The 230 letters in this inaugural volume of The Correspondence of John Tyndall chart Tyndall’s emergence into early adulthood, spanning from his arrival in Youghal in May 1840 as a civil assistant with just a year’s experience working on the Irish Ordnance Survey to his pseudonymous authorship of an open letter to the prime minister, Robert Peel, protesting the pay and conditions on the English Survey in August 1843. The letters, which include Tyndall’s earliest extant correspondence, encompass some of the most significant events of the early 1840s. Tyndall’s correspondents also discuss their experiences of British military expansion in India and economic migration to North America, among other topics. The letters show the development of many of the traits and talents, both mathematical and literary, that would subsequently make Tyndall one of most prominent men of science in Victorian Britain. They also afford broader insights into a period of almost unprecedented social upheaval and cultural and technological change that ultimately shaped Tyndall’s development into adulthood.
Tyndall should be considered an important figure in the history of scientific communication and the public understanding of science. These first three volumes of his collected correspondence (with more to come) are a fascinating social document with significance beyond the specifics of Tyndall's life.

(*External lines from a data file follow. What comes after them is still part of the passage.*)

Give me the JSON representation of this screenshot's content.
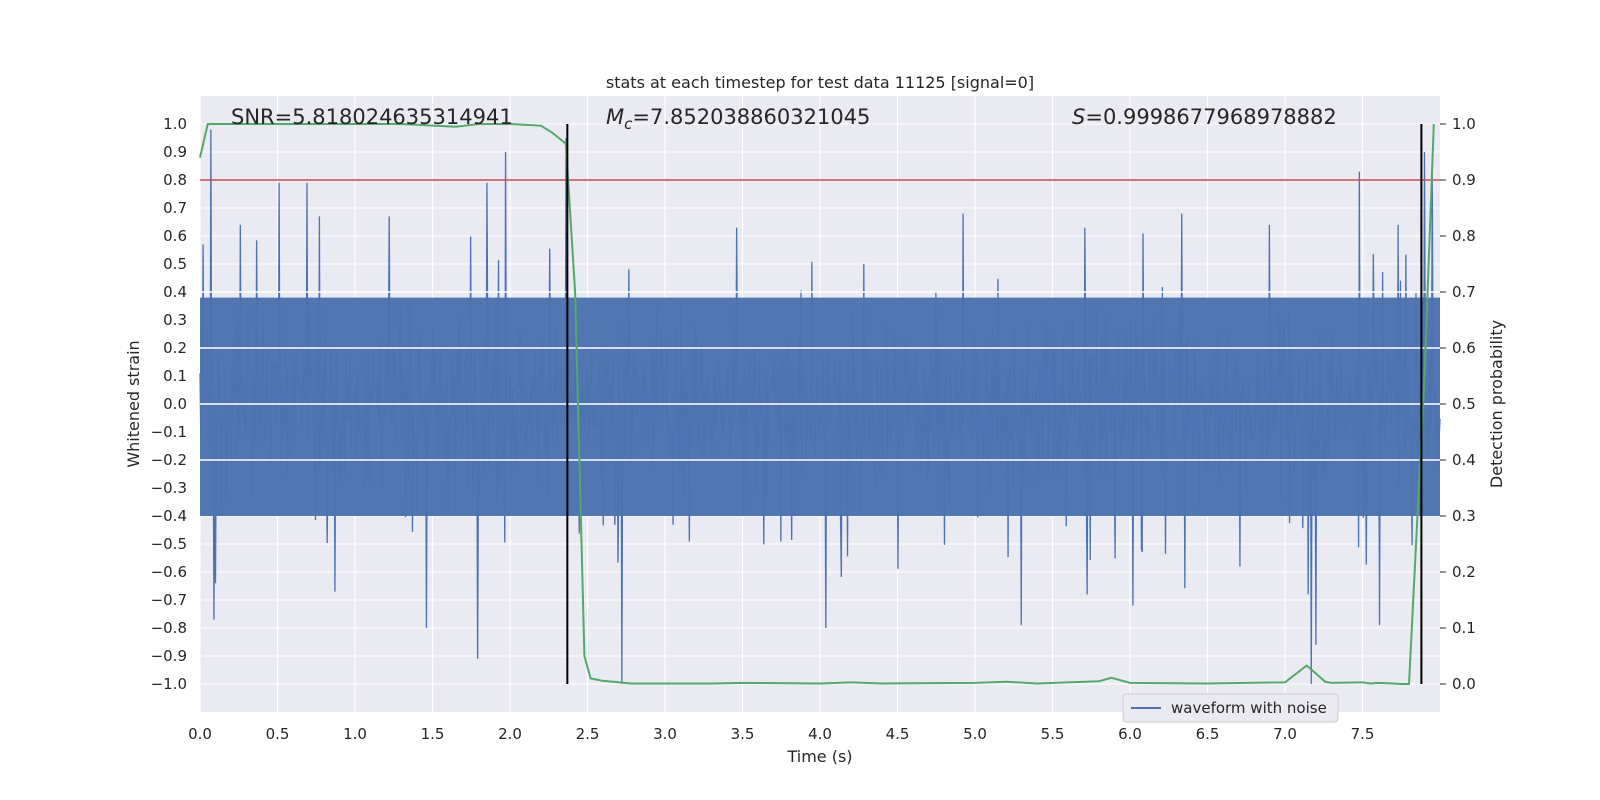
{
  "chart_data": {
    "type": "line",
    "title": "stats at each timestep for test data 11125 [signal=0]",
    "xlabel": "Time (s)",
    "ylabel": "Whitened strain",
    "y2label": "Detection probability",
    "xlim": [
      0.0,
      8.0
    ],
    "ylim": [
      -1.1,
      1.1
    ],
    "y2lim": [
      -0.05,
      1.05
    ],
    "xticks": [
      "0.0",
      "0.5",
      "1.0",
      "1.5",
      "2.0",
      "2.5",
      "3.0",
      "3.5",
      "4.0",
      "4.5",
      "5.0",
      "5.5",
      "6.0",
      "6.5",
      "7.0",
      "7.5"
    ],
    "yticks": [
      "1.0",
      "0.9",
      "0.8",
      "0.7",
      "0.6",
      "0.5",
      "0.4",
      "0.3",
      "0.2",
      "0.1",
      "0.0",
      "−0.1",
      "−0.2",
      "−0.3",
      "−0.4",
      "−0.5",
      "−0.6",
      "−0.7",
      "−0.8",
      "−0.9",
      "−1.0"
    ],
    "y2ticks": [
      "0.0",
      "0.1",
      "0.2",
      "0.3",
      "0.4",
      "0.5",
      "0.6",
      "0.7",
      "0.8",
      "0.9",
      "1.0"
    ],
    "grid": true,
    "annotations": {
      "snr": "SNR=5.818024635314941",
      "mc_symbol": "M",
      "mc_sub": "c",
      "mc_value": "=7.852038860321045",
      "s_symbol": "S",
      "s_value": "=0.9998677968978882"
    },
    "legend": {
      "label": "waveform with noise",
      "placement": "lower-right"
    },
    "threshold": {
      "value": 0.9,
      "axis": "right",
      "color": "#c44e52"
    },
    "vlines": [
      2.37,
      7.88
    ],
    "strain": {
      "name": "waveform with noise",
      "color": "#4c72b0",
      "x_start": 0.0,
      "x_end": 8.0,
      "samples": 1600,
      "noise_sigma": 0.13,
      "spikes": [
        {
          "t": 0.02,
          "v": 0.57
        },
        {
          "t": 0.07,
          "v": 0.98
        },
        {
          "t": 0.1,
          "v": 0.98
        },
        {
          "t": 0.1,
          "v": -0.64
        },
        {
          "t": 0.09,
          "v": -0.77
        },
        {
          "t": 0.26,
          "v": 0.64
        },
        {
          "t": 0.51,
          "v": 0.79
        },
        {
          "t": 0.69,
          "v": 0.79
        },
        {
          "t": 0.87,
          "v": -0.67
        },
        {
          "t": 1.22,
          "v": 0.67
        },
        {
          "t": 1.46,
          "v": -0.8
        },
        {
          "t": 1.79,
          "v": -0.91
        },
        {
          "t": 1.85,
          "v": 0.79
        },
        {
          "t": 1.97,
          "v": 0.9
        },
        {
          "t": 2.36,
          "v": 0.95
        },
        {
          "t": 2.72,
          "v": -1.0
        },
        {
          "t": 3.46,
          "v": 0.63
        },
        {
          "t": 4.04,
          "v": -0.8
        },
        {
          "t": 5.3,
          "v": -0.79
        },
        {
          "t": 6.02,
          "v": -0.72
        },
        {
          "t": 7.17,
          "v": -1.0
        },
        {
          "t": 7.2,
          "v": -0.86
        },
        {
          "t": 7.48,
          "v": 0.83
        },
        {
          "t": 7.61,
          "v": -0.79
        },
        {
          "t": 7.9,
          "v": 0.9
        },
        {
          "t": 7.95,
          "v": 0.86
        },
        {
          "t": 7.73,
          "v": 0.64
        },
        {
          "t": 6.9,
          "v": 0.64
        }
      ]
    },
    "detection_probability": {
      "color": "#55a868",
      "x": [
        0.0,
        0.05,
        0.3,
        0.8,
        1.3,
        1.65,
        1.8,
        2.0,
        2.2,
        2.27,
        2.36,
        2.42,
        2.48,
        2.52,
        2.59,
        2.78,
        3.0,
        3.3,
        3.5,
        4.0,
        4.2,
        4.4,
        5.0,
        5.2,
        5.4,
        5.8,
        5.88,
        6.0,
        6.5,
        7.0,
        7.14,
        7.26,
        7.3,
        7.5,
        7.55,
        7.6,
        7.7,
        7.75,
        7.8,
        7.9,
        7.96
      ],
      "y": [
        0.94,
        1.0,
        1.0,
        1.0,
        1.0,
        0.995,
        1.0,
        1.0,
        0.997,
        0.985,
        0.965,
        0.7,
        0.05,
        0.01,
        0.006,
        0.001,
        0.001,
        0.001,
        0.002,
        0.001,
        0.003,
        0.001,
        0.002,
        0.004,
        0.001,
        0.005,
        0.011,
        0.002,
        0.001,
        0.003,
        0.033,
        0.004,
        0.002,
        0.003,
        0.001,
        0.002,
        0.001,
        0.0,
        0.0,
        0.55,
        1.0
      ]
    }
  }
}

Geoffrey Cantor is professor emeritus of the history of science at the University of Leeds and senior honorary research associate at University College, London. He is past president of the British Society for the History of Science. His research has focused on nineteenth-century British science and his publications include studies of Michael Faraday, the Great Exhibition of 1851, and the interrelations of science and religion.
Gowan Dawson is Professor of Victorian Literature and Culture at the University of Leicester and Honorary Research Fellow at the Natural History Museum, London. His books include Show Me the Bone: Reconstructing Prehistoric Monsters in Nineteenth-Century Britain and America and Darwin, Literature and Victorian Respectability.